Attroupement au bout d'un petit pont de fer. Des jeunes chantent gaiement.
Ils sont penchés sur deux corps carbonisés qu'ils rouent de coups
de pieds et dont ils détachent des lambeaux avec leurs couteaux. Un kilomètre
plus bas, en direction de la mosquée, les carcasses de deux voitures
flambent. Au-dessus d'elles, accrochée à un fil électrique,
se balance une jambe sectionnée au fémur. La foule brandit des
portraits du cheikh Yassine, scande des slogans: «Fallouja est le cimetière
des Américains» ou «Nous couperons les mains de tous les
étrangers». Dans la foule, Abdulkader Mohamed, 20 ans, a été
témoin de la scène.
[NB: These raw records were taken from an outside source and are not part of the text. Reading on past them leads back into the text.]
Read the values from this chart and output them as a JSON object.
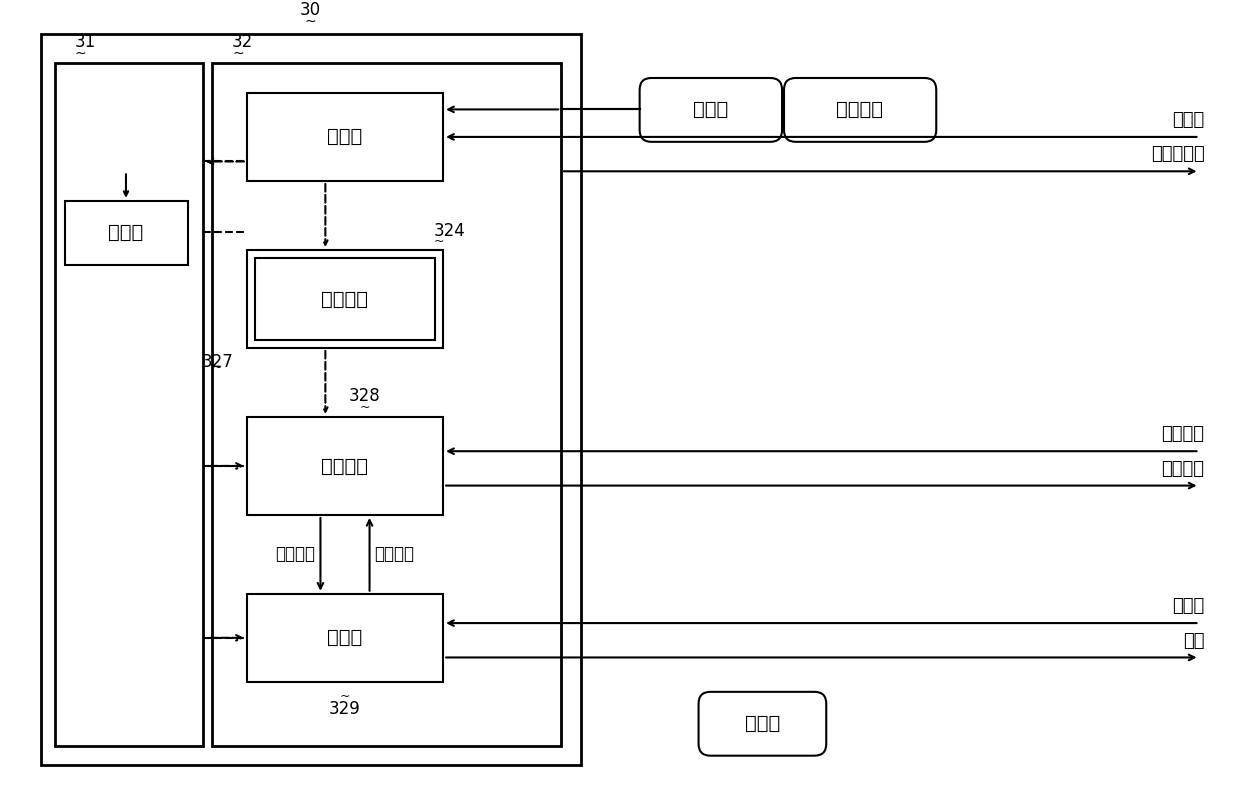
{
  "bg_color": "#ffffff",
  "line_color": "#000000",
  "fig_width": 12.4,
  "fig_height": 7.93,
  "labels": {
    "30": "30",
    "31": "31",
    "32": "32",
    "327": "327",
    "324": "324",
    "328": "328",
    "329": "329",
    "write_part": "写部分",
    "check_info_box": "检验信息",
    "check_part": "检验部分",
    "read_part": "读部分",
    "true_data_mem": "真数据",
    "true_data_top_left": "真数据",
    "check_info_top": "检验信息",
    "true_data_bottom": "真数据",
    "write_req": "写请求",
    "write_done": "写完成通告",
    "check_req_right": "检验请求",
    "check_result_right": "检验结果",
    "read_req": "读请求",
    "read_out": "读出",
    "check_req_bottom": "检验请求",
    "check_result_bottom": "检验结果"
  }
}
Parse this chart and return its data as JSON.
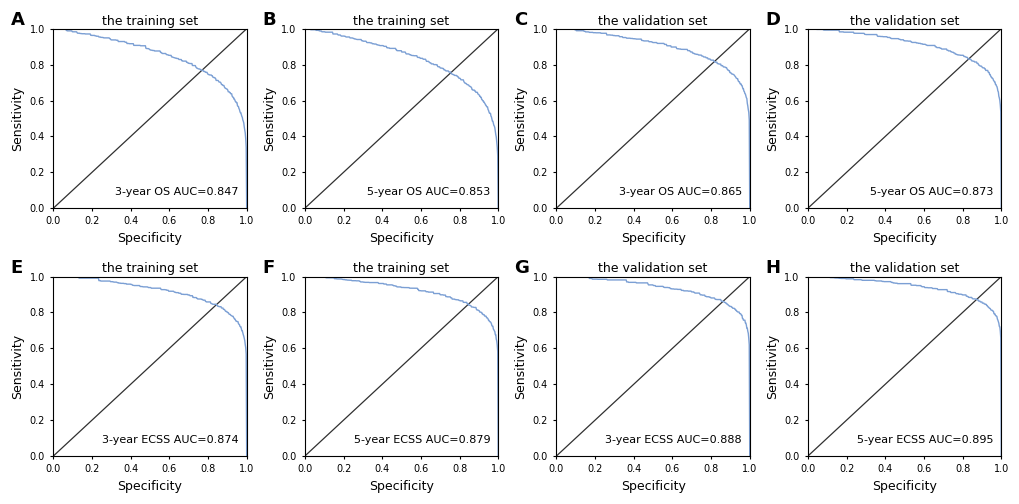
{
  "panels": [
    {
      "label": "A",
      "title": "the training set",
      "auc_text": "3-year OS AUC=0.847",
      "auc": 0.847,
      "steepness": 1.0
    },
    {
      "label": "B",
      "title": "the training set",
      "auc_text": "5-year OS AUC=0.853",
      "auc": 0.853,
      "steepness": 0.85
    },
    {
      "label": "C",
      "title": "the validation set",
      "auc_text": "3-year OS AUC=0.865",
      "auc": 0.865,
      "steepness": 1.3
    },
    {
      "label": "D",
      "title": "the validation set",
      "auc_text": "5-year OS AUC=0.873",
      "auc": 0.873,
      "steepness": 1.4
    },
    {
      "label": "E",
      "title": "the training set",
      "auc_text": "3-year ECSS AUC=0.874",
      "auc": 0.874,
      "steepness": 1.5
    },
    {
      "label": "F",
      "title": "the training set",
      "auc_text": "5-year ECSS AUC=0.879",
      "auc": 0.879,
      "steepness": 1.5
    },
    {
      "label": "G",
      "title": "the validation set",
      "auc_text": "3-year ECSS AUC=0.888",
      "auc": 0.888,
      "steepness": 1.6
    },
    {
      "label": "H",
      "title": "the validation set",
      "auc_text": "5-year ECSS AUC=0.895",
      "auc": 0.895,
      "steepness": 1.7
    }
  ],
  "roc_color": "#7B9FD4",
  "diag_color": "#303030",
  "bg_color": "#FFFFFF",
  "xticks": [
    0.0,
    0.2,
    0.4,
    0.6,
    0.8,
    1.0
  ],
  "yticks": [
    0.0,
    0.2,
    0.4,
    0.6,
    0.8,
    1.0
  ],
  "xlabel": "Specificity",
  "ylabel": "Sensitivity",
  "axis_label_fontsize": 9,
  "title_fontsize": 9,
  "tick_fontsize": 7,
  "annot_fontsize": 8,
  "panel_label_fontsize": 13
}
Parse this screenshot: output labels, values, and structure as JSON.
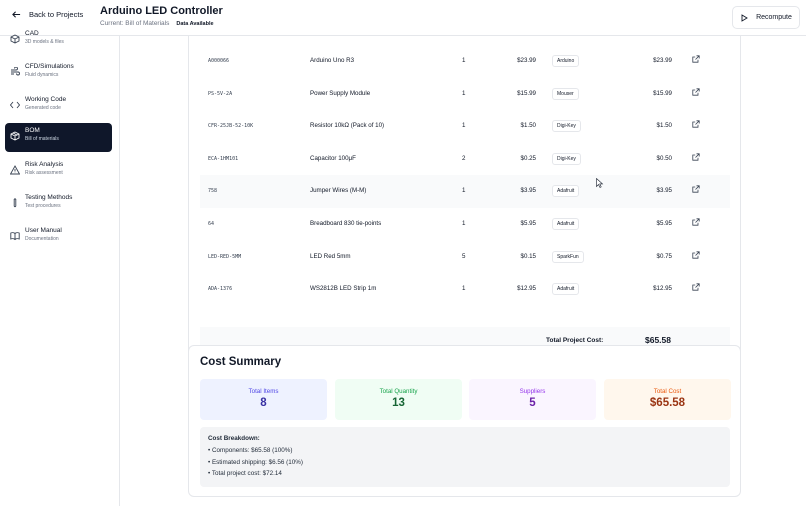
{
  "header": {
    "back_label": "Back to Projects",
    "title": "Arduino LED Controller",
    "subtitle": "Current: Bill of Materials",
    "badge": "Data Available",
    "recompute_label": "Recompute"
  },
  "sidebar": {
    "items": [
      {
        "label": "CAD",
        "desc": "3D models & files",
        "icon": "cube-icon"
      },
      {
        "label": "CFD/Simulations",
        "desc": "Fluid dynamics",
        "icon": "wind-icon"
      },
      {
        "label": "Working Code",
        "desc": "Generated code",
        "icon": "code-icon"
      },
      {
        "label": "BOM",
        "desc": "Bill of materials",
        "icon": "package-icon",
        "active": true
      },
      {
        "label": "Risk Analysis",
        "desc": "Risk assessment",
        "icon": "warning-icon"
      },
      {
        "label": "Testing Methods",
        "desc": "Test procedures",
        "icon": "test-tube-icon"
      },
      {
        "label": "User Manual",
        "desc": "Documentation",
        "icon": "book-icon"
      }
    ]
  },
  "bom": {
    "rows": [
      {
        "part": "A000066",
        "desc": "Arduino Uno R3",
        "qty": "1",
        "unit": "$23.99",
        "supplier": "Arduino",
        "total": "$23.99"
      },
      {
        "part": "PS-5V-2A",
        "desc": "Power Supply Module",
        "qty": "1",
        "unit": "$15.99",
        "supplier": "Mouser",
        "total": "$15.99"
      },
      {
        "part": "CFR-25JB-52-10K",
        "desc": "Resistor 10kΩ (Pack of 10)",
        "qty": "1",
        "unit": "$1.50",
        "supplier": "Digi-Key",
        "total": "$1.50"
      },
      {
        "part": "ECA-1HM101",
        "desc": "Capacitor 100μF",
        "qty": "2",
        "unit": "$0.25",
        "supplier": "Digi-Key",
        "total": "$0.50"
      },
      {
        "part": "758",
        "desc": "Jumper Wires (M-M)",
        "qty": "1",
        "unit": "$3.95",
        "supplier": "Adafruit",
        "total": "$3.95"
      },
      {
        "part": "64",
        "desc": "Breadboard 830 tie-points",
        "qty": "1",
        "unit": "$5.95",
        "supplier": "Adafruit",
        "total": "$5.95"
      },
      {
        "part": "LED-RED-5MM",
        "desc": "LED Red 5mm",
        "qty": "5",
        "unit": "$0.15",
        "supplier": "SparkFun",
        "total": "$0.75"
      },
      {
        "part": "ADA-1376",
        "desc": "WS2812B LED Strip 1m",
        "qty": "1",
        "unit": "$12.95",
        "supplier": "Adafruit",
        "total": "$12.95"
      }
    ],
    "total_label": "Total Project Cost:",
    "total_value": "$65.58"
  },
  "summary": {
    "title": "Cost Summary",
    "stats": [
      {
        "label": "Total Items",
        "value": "8",
        "bg": "#eef2ff",
        "label_color": "#4f46e5",
        "value_color": "#3730a3"
      },
      {
        "label": "Total Quantity",
        "value": "13",
        "bg": "#f0fdf4",
        "label_color": "#16a34a",
        "value_color": "#166534"
      },
      {
        "label": "Suppliers",
        "value": "5",
        "bg": "#faf5ff",
        "label_color": "#9333ea",
        "value_color": "#6b21a8"
      },
      {
        "label": "Total Cost",
        "value": "$65.58",
        "bg": "#fff7ed",
        "label_color": "#ea580c",
        "value_color": "#9a3412"
      }
    ],
    "breakdown_title": "Cost Breakdown:",
    "breakdown_lines": [
      "• Components: $65.58 (100%)",
      "• Estimated shipping: $6.56 (10%)",
      "• Total project cost: $72.14"
    ]
  }
}
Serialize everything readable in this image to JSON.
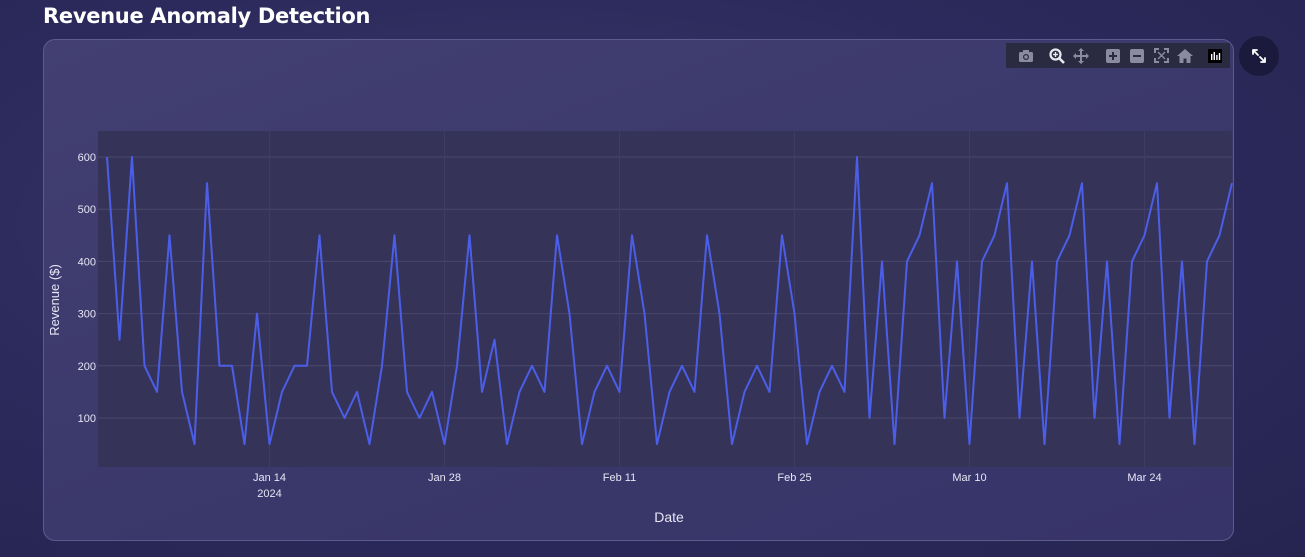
{
  "page": {
    "title": "Revenue Anomaly Detection"
  },
  "modebar": {
    "icons": [
      "camera-icon",
      "zoom-icon",
      "pan-icon",
      "zoom-in-icon",
      "zoom-out-icon",
      "autoscale-icon",
      "reset-axes-icon",
      "plotly-logo-icon"
    ]
  },
  "expand": {
    "icon": "expand-icon"
  },
  "colors": {
    "line": "#4a5ee8",
    "plot_bg": "#363358",
    "accent": "#ffffff"
  },
  "chart_data": {
    "type": "line",
    "title": "",
    "xlabel": "Date",
    "ylabel": "Revenue ($)",
    "x_start": "2024-01-01",
    "x_step_days": 1,
    "x": [
      "2024-01-01",
      "2024-01-02",
      "2024-01-03",
      "2024-01-04",
      "2024-01-05",
      "2024-01-06",
      "2024-01-07",
      "2024-01-08",
      "2024-01-09",
      "2024-01-10",
      "2024-01-11",
      "2024-01-12",
      "2024-01-13",
      "2024-01-14",
      "2024-01-15",
      "2024-01-16",
      "2024-01-17",
      "2024-01-18",
      "2024-01-19",
      "2024-01-20",
      "2024-01-21",
      "2024-01-22",
      "2024-01-23",
      "2024-01-24",
      "2024-01-25",
      "2024-01-26",
      "2024-01-27",
      "2024-01-28",
      "2024-01-29",
      "2024-01-30",
      "2024-01-31",
      "2024-02-01",
      "2024-02-02",
      "2024-02-03",
      "2024-02-04",
      "2024-02-05",
      "2024-02-06",
      "2024-02-07",
      "2024-02-08",
      "2024-02-09",
      "2024-02-10",
      "2024-02-11",
      "2024-02-12",
      "2024-02-13",
      "2024-02-14",
      "2024-02-15",
      "2024-02-16",
      "2024-02-17",
      "2024-02-18",
      "2024-02-19",
      "2024-02-20",
      "2024-02-21",
      "2024-02-22",
      "2024-02-23",
      "2024-02-24",
      "2024-02-25",
      "2024-02-26",
      "2024-02-27",
      "2024-02-28",
      "2024-02-29",
      "2024-03-01",
      "2024-03-02",
      "2024-03-03",
      "2024-03-04",
      "2024-03-05",
      "2024-03-06",
      "2024-03-07",
      "2024-03-08",
      "2024-03-09",
      "2024-03-10",
      "2024-03-11",
      "2024-03-12",
      "2024-03-13",
      "2024-03-14",
      "2024-03-15",
      "2024-03-16",
      "2024-03-17",
      "2024-03-18",
      "2024-03-19",
      "2024-03-20",
      "2024-03-21",
      "2024-03-22",
      "2024-03-23",
      "2024-03-24",
      "2024-03-25",
      "2024-03-26",
      "2024-03-27",
      "2024-03-28",
      "2024-03-29",
      "2024-03-30",
      "2024-03-31"
    ],
    "values": [
      600,
      250,
      600,
      200,
      150,
      450,
      150,
      50,
      550,
      200,
      200,
      50,
      300,
      50,
      150,
      200,
      200,
      450,
      150,
      100,
      150,
      50,
      200,
      450,
      150,
      100,
      150,
      50,
      200,
      450,
      150,
      250,
      50,
      150,
      200,
      150,
      450,
      300,
      50,
      150,
      200,
      150,
      450,
      300,
      50,
      150,
      200,
      150,
      450,
      300,
      50,
      150,
      200,
      150,
      450,
      300,
      50,
      150,
      200,
      150,
      600,
      100,
      400,
      50,
      400,
      450,
      550,
      100,
      400,
      50,
      400,
      450,
      550,
      100,
      400,
      50,
      400,
      450,
      550,
      100,
      400,
      50,
      400,
      450,
      550,
      100,
      400,
      50,
      400,
      450,
      550
    ],
    "ylim": [
      50,
      650
    ],
    "xlim": [
      "2024-01-01",
      "2024-03-31"
    ],
    "yticks": [
      100,
      200,
      300,
      400,
      500,
      600
    ],
    "xticks": [
      {
        "date": "2024-01-14",
        "label": "Jan 14",
        "sublabel": "2024"
      },
      {
        "date": "2024-01-28",
        "label": "Jan 28",
        "sublabel": ""
      },
      {
        "date": "2024-02-11",
        "label": "Feb 11",
        "sublabel": ""
      },
      {
        "date": "2024-02-25",
        "label": "Feb 25",
        "sublabel": ""
      },
      {
        "date": "2024-03-10",
        "label": "Mar 10",
        "sublabel": ""
      },
      {
        "date": "2024-03-24",
        "label": "Mar 24",
        "sublabel": ""
      }
    ],
    "grid": true,
    "legend": "none"
  }
}
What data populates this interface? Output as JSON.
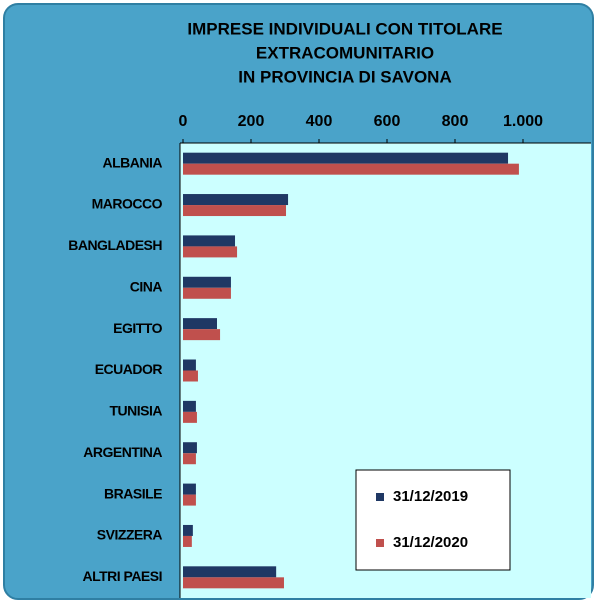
{
  "chart_data": {
    "type": "hbar",
    "title": [
      "IMPRESE INDIVIDUALI CON TITOLARE",
      "EXTRACOMUNITARIO",
      "IN PROVINCIA DI SAVONA"
    ],
    "categories": [
      "ALBANIA",
      "MAROCCO",
      "BANGLADESH",
      "CINA",
      "EGITTO",
      "ECUADOR",
      "TUNISIA",
      "ARGENTINA",
      "BRASILE",
      "SVIZZERA",
      "ALTRI PAESI"
    ],
    "series": [
      {
        "name": "31/12/2019",
        "color": "#1f3864",
        "values": [
          956,
          309,
          153,
          141,
          100,
          38,
          38,
          41,
          38,
          29,
          274
        ]
      },
      {
        "name": "31/12/2020",
        "color": "#c0504d",
        "values": [
          988,
          303,
          159,
          141,
          109,
          44,
          41,
          38,
          38,
          26,
          297
        ]
      }
    ],
    "xlim": [
      0,
      1200
    ],
    "xticks": [
      0,
      200,
      400,
      600,
      800,
      {
        "value": 1000,
        "label": "1.000"
      }
    ],
    "legend": "lower right"
  }
}
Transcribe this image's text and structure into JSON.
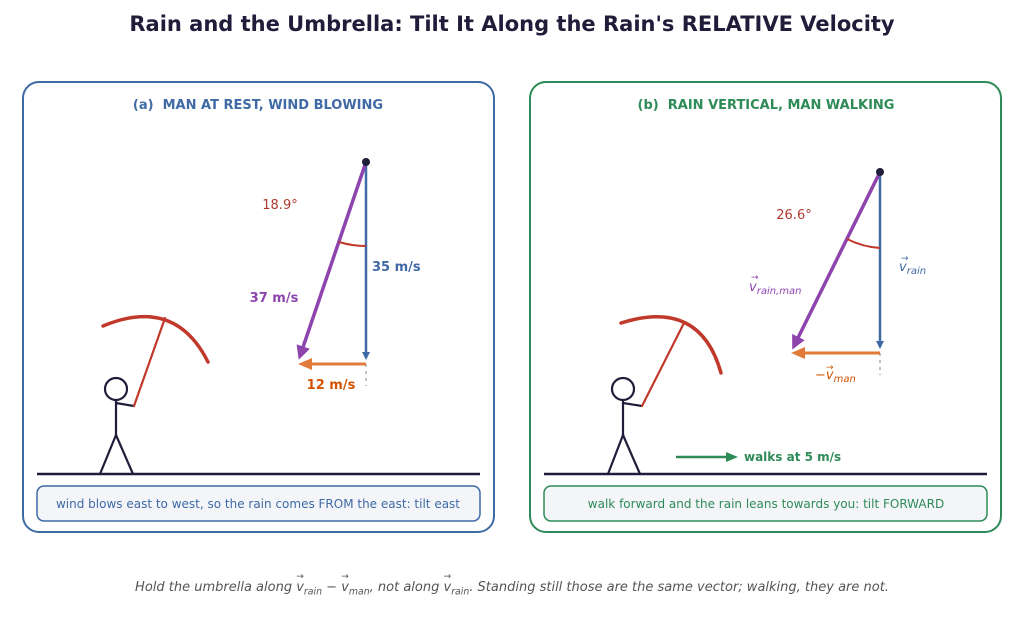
{
  "title": "Rain and the Umbrella: Tilt It Along the Rain's RELATIVE Velocity",
  "colors": {
    "panel_a": "#3f6aa5",
    "panel_b": "#2e8b57",
    "rain_vertical": "#3f6aa5",
    "rain_relative": "#8e44ad",
    "horizontal": "#e07b39",
    "umbrella": "#c0392b",
    "figure": "#1f1d3a"
  },
  "panel_a": {
    "heading": "(a)  MAN AT REST, WIND BLOWING",
    "angle_label": "18.9°",
    "resultant_label": "37 m/s",
    "vertical_label": "35 m/s",
    "horizontal_label": "12 m/s",
    "note": "wind blows east to west, so the rain comes FROM the east: tilt east"
  },
  "panel_b": {
    "heading": "(b)  RAIN VERTICAL, MAN WALKING",
    "angle_label": "26.6°",
    "resultant_label": {
      "v": "v",
      "sub": "rain,man"
    },
    "vertical_label": {
      "v": "v",
      "sub": "rain"
    },
    "horizontal_label": {
      "prefix": "−",
      "v": "v",
      "sub": "man"
    },
    "walk_label": "walks at 5 m/s",
    "note": "walk forward and the rain leans towards you: tilt FORWARD"
  },
  "caption": {
    "p1": "Hold the umbrella along ",
    "v1": "v",
    "s1": "rain",
    "minus": " − ",
    "v2": "v",
    "s2": "man",
    "p2": ", not along ",
    "v3": "v",
    "s3": "rain",
    "p3": ". Standing still those are the same vector; walking, they are not."
  }
}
Deux Jeep conduites par des civils américains
portant des gilets pare-balles ont été attaquées par la
«résistance» avec des lance-grenades RPG-7. Deux passagers
qui avaient survécu à l'impact des grenades ont tenté de
sortir d'un véhicule mais, à coups de pelles et de fourches, les
habitants de la ville les ont repoussés dans les flammes. «Ils
suppliaient, "s'il vous plaît, s'il vous plaît, au secours!"»,
se souvient le jeune homme. A-t-il été tenté de les aider?
Abdulkader écarquille les yeux comme si la question était totalement
farfelue.
Ensuite, les habitants ont traîné les corps dans la ville derrière
leurs voitures et les ont pendus au petit pont de fer. Pour les décrocher
à nouveau, raconte le jeune chômeur avec un gentil sourire. «Pourquoi
n'êtes-vous pas venus il y a deux jours, demande-t-il. C'est dommage.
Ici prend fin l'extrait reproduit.